The Energy Technologies Institute (ETI) is set to launch three research projects focusing on the future of electric and plug-in hybrid electric vehicles in the UK. The projects, totalling £4.5 million, will include real-world tests with 40 drivers, 3,000 in-depth consumer surveys and a detailed analysis of the economic and carbon benefit case. The projects will focus particularly on:
- Consumer uptake and use of plug-in vehicles.
- Vehicle charging infrastructure and additional network requirements.
- Economic and environmental benefits of plug-in vehicles.
By investigating a range of possibilities, the research aims to provide definitive evaluations of electricity networks, charging points, payment systems and compatibility for UK users.
On the research project, CEO of the Energy Technologies Institute Dr David Clarke said, “Realising a self-sustaining mass market for plug-in vehicles is a huge challenge. By developing and robustly testing these pathways, we aim to act as a guiding light to support over £300 million of UK investment already committed to infrastructure development and consumer incentives for plug-in vehicles.”

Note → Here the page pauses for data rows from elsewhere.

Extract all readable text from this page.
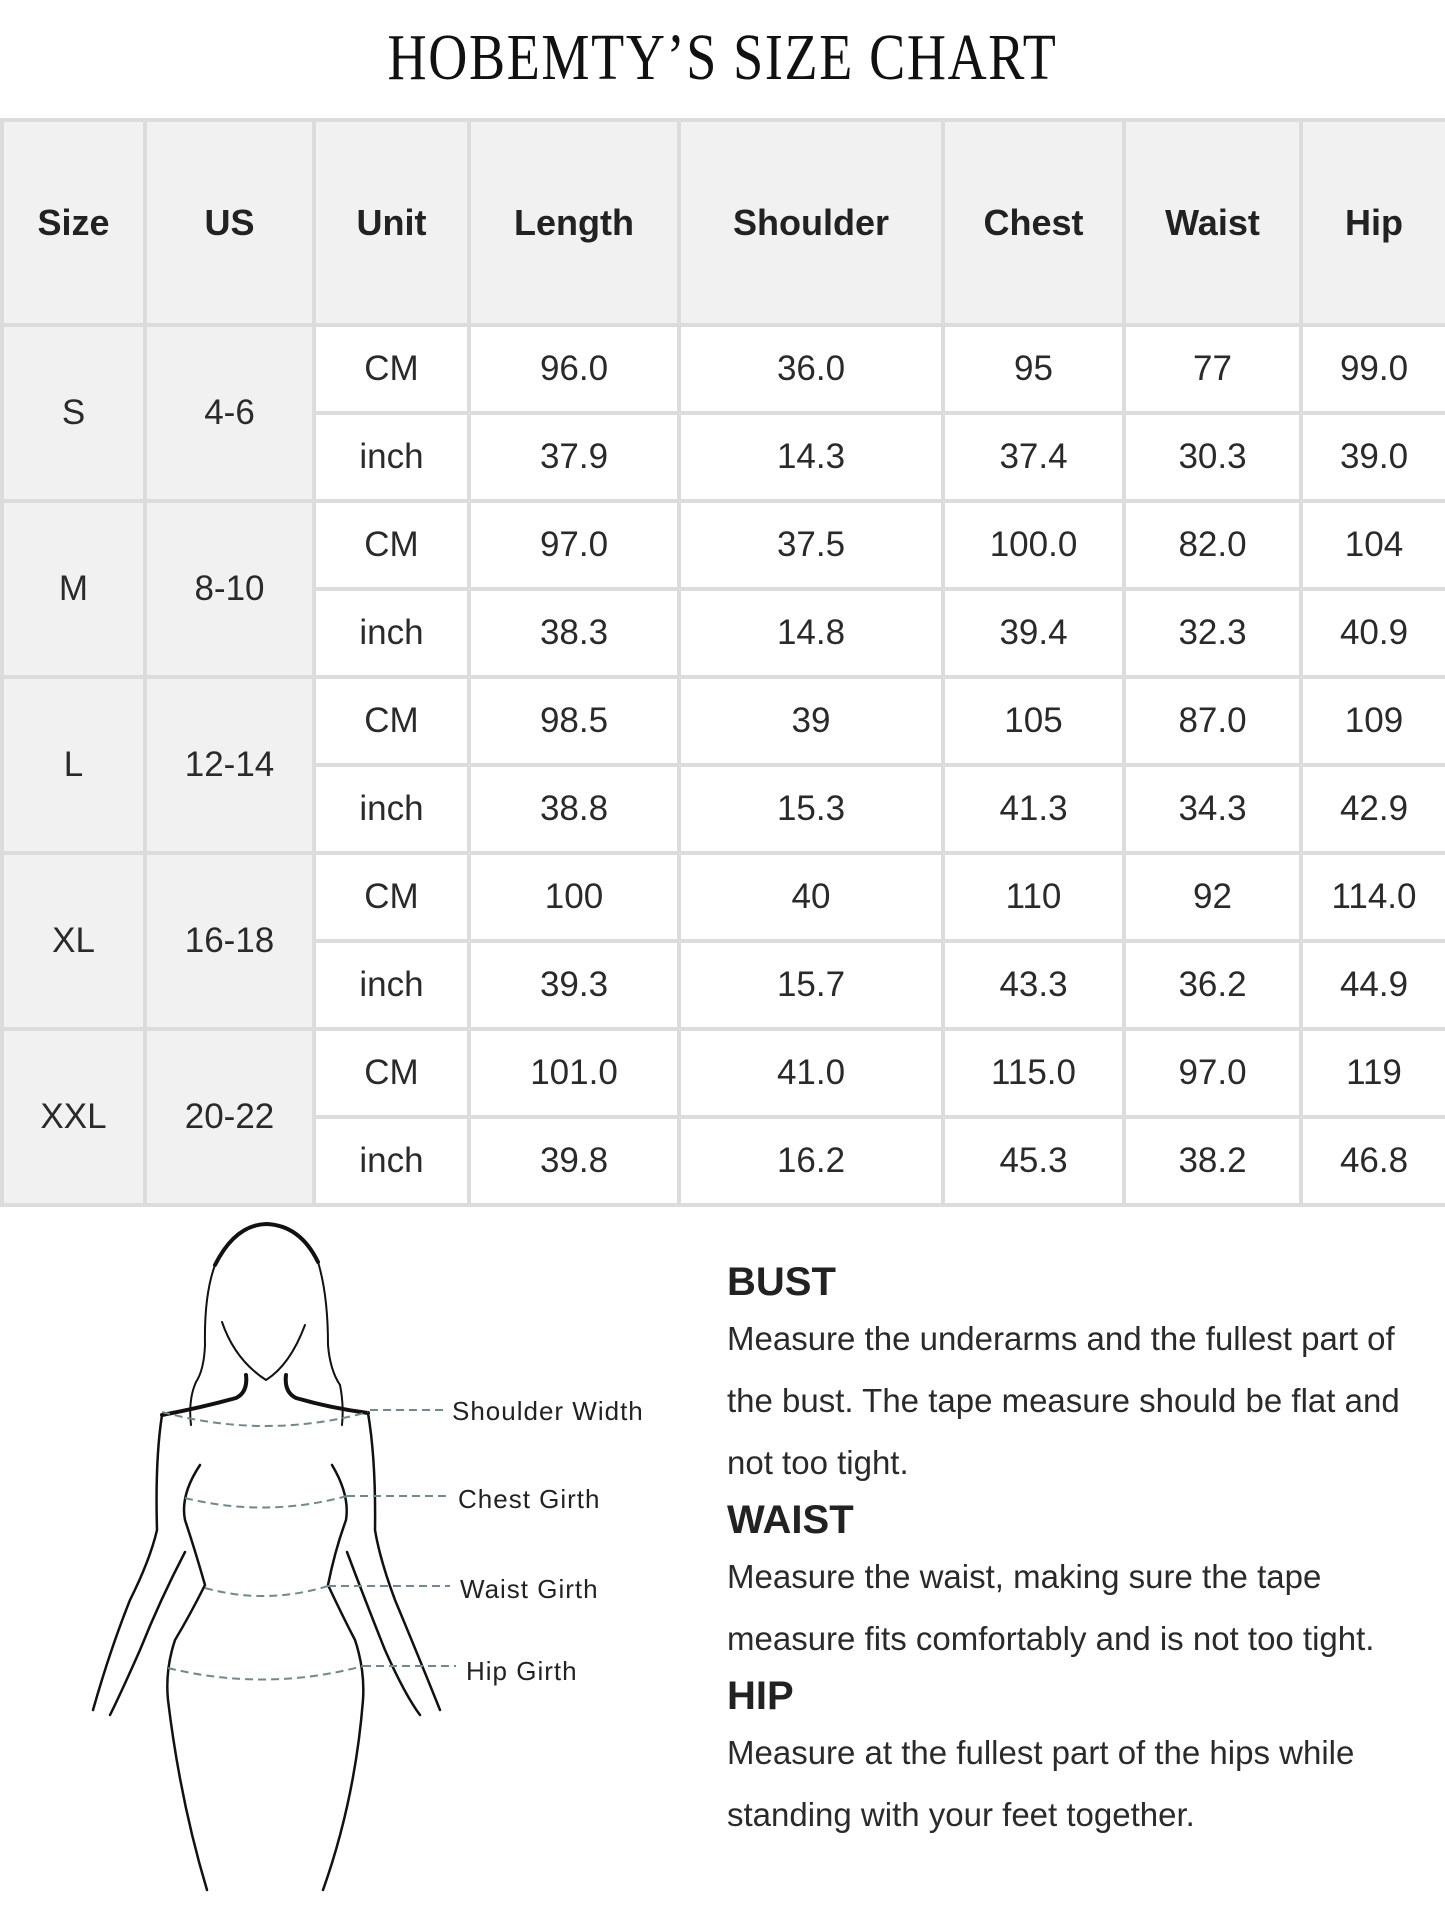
HOBEMTY’S SIZE CHART
Size	US	Unit	Length	Shoulder	Chest	Waist	Hip
S	4-6	CM	96.0	36.0	95	77	99.0
		inch	37.9	14.3	37.4	30.3	39.0
M	8-10	CM	97.0	37.5	100.0	82.0	104
		inch	38.3	14.8	39.4	32.3	40.9
L	12-14	CM	98.5	39	105	87.0	109
		inch	38.8	15.3	41.3	34.3	42.9
XL	16-18	CM	100	40	110	92	114.0
		inch	39.3	15.7	43.3	36.2	44.9
XXL	20-22	CM	101.0	41.0	115.0	97.0	119
		inch	39.8	16.2	45.3	38.2	46.8
Shoulder Width
Chest Girth
Waist Girth
Hip Girth
BUST

Measure the underarms and the fullest part of the bust. The tape measure should be flat and not too tight.

WAIST

Measure the waist, making sure the tape measure fits comfortably and is not too tight.

HIP

Measure at the fullest part of the hips while standing with your feet together.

In late February, government announced a £230 million ‘Plug-In Car Grant’ incentive programme that offers motorists 25% off the cost of an electric, plug-in hybrid or hydrogen-powered car from January 2011. Additionally, the Plugged-In Places investment will see the installation of over 11,000 charging posts in London, Milton Keynes and North East England. There will be a further opportunity, in June 2010, for additional cities and regions to bid for Plugged-In Places funding.